Though it may not be a particularly appealing chore, performing regular maintenance on a home septic system is an unavoidable fact of life for the roughly 60 million Americans served by this type of waste handling scenario. Septic systems that function as intended can safeguard the surrounding environment by eliminating pollutants from surface waters. This renders large treatment plants unnecessary in many areas of the country. However, when septic systems go without essential maintenance, the consequence can be nasty.
The septic system’s design is relatively straightforward in that it is comprised of a tank that sends material to a drain (leach) field. The intent is that solids and liquid waste will undergo decomposition processes within the tank and ultimately flow to the drain field. At this point, the remaining substance can be absorbed into the surrounding soil.
Unfortunately, when solids do not decompose, they remain inside the tank. Eventually, the accumulation of material will halt the flow toward the leach field. When drains and sinks inside the home begin to slow or clog, cleaning is needed immediately. This involves pumping out the system to eliminate solids that are stuck.
It is wise to have a septic system examined by a professional every two to three years to identify cracks and leakage. Septic tank pumping frequency is determined by household size, the number of solids accumulated in the wastewater, tank size, and the volume of sewage produced. I am generally speaking. However, a septic system that serves a family of four ought to be pumped every three years. Homes with a greater number of occupants will require shorter intervals between pump-outs.
Homes equipped with garbage disposals call for annual cleanings because septic systems are not meant to handle food waste. Many people find that autumn is a great time to have a septic cleaning performed, well in advance of the holiday season when large volumes of waste are created.
In addition to regular cleaning, there are key prevention steps that can also be taken to keep a septic system operating as it should. Users should keep close tabs on the volume of solid material flushed, particularly the type that does not decompose with ease. Diapers, wet wipes, paper toweling, and tampons are among the worst offenders, along with used grease, fat, and oil from cooking. All of these things have the ability to plug openings to the leach field, a circumstance that must be avoided if at all possible.

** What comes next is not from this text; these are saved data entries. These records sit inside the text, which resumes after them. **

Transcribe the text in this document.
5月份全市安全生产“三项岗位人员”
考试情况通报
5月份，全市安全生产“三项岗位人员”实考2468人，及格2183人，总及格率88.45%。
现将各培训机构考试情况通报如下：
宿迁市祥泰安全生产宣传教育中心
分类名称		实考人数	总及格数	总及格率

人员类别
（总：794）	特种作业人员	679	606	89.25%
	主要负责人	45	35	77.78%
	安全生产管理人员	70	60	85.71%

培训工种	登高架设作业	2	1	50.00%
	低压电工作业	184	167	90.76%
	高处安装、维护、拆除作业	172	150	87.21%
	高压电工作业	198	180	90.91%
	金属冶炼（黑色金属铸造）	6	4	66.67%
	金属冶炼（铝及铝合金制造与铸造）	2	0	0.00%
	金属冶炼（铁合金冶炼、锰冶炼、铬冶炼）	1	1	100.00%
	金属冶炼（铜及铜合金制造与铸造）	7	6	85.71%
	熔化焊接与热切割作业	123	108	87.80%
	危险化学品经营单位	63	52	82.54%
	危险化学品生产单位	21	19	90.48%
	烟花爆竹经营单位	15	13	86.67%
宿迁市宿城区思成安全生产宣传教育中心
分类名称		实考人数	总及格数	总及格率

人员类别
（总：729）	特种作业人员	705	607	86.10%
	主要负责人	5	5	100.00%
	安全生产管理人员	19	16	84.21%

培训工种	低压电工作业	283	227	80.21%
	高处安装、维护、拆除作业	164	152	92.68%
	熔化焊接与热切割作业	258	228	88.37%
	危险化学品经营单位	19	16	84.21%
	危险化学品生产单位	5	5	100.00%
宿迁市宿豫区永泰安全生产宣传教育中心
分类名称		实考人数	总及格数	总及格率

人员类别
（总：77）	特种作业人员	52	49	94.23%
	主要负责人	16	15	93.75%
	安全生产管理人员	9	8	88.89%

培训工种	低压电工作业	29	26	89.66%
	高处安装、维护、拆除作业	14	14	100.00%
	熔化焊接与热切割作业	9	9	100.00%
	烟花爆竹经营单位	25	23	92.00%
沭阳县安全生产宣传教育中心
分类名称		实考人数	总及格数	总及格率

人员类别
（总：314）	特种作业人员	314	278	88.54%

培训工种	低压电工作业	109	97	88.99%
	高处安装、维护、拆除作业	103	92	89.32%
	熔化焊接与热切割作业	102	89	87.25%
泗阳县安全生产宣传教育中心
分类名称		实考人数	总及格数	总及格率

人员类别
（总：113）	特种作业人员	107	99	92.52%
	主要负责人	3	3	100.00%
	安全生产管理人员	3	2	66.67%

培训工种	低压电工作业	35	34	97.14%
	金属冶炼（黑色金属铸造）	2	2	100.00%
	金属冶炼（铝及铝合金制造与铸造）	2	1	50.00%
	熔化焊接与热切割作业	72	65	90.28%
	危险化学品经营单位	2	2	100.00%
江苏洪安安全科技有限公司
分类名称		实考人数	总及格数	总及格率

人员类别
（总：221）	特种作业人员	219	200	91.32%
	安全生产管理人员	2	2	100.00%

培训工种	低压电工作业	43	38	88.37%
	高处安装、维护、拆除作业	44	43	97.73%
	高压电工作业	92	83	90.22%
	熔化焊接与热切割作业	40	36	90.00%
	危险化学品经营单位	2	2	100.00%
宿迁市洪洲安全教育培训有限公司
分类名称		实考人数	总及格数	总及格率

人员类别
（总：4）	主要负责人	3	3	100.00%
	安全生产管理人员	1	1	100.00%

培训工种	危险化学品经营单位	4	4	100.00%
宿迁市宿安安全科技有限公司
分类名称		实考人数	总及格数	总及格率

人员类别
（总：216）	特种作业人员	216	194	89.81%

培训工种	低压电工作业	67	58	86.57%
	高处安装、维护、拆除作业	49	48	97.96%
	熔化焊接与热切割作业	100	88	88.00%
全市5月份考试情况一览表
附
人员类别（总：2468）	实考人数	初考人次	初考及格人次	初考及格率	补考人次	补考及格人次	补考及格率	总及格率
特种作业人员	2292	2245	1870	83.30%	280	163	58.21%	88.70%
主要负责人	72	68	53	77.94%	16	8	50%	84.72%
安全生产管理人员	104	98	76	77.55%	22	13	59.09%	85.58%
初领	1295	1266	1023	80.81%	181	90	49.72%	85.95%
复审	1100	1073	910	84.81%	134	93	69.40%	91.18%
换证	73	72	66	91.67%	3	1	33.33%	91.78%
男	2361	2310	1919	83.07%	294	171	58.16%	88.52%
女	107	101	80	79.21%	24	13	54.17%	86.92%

Homeowners are well advised to restrict flushing to natural waste products and toilet paper only, regardless of whether a given commercial product claims that it is, in fact, flushable. Chemicals and cleaning formulations should never be flushed either, as they can disrupt the decomposition process for other materials within the tank. Using the least amount of water possible for daily tasks such as showers and tooth brushing can help make certain that a septic system stays in top condition at all times.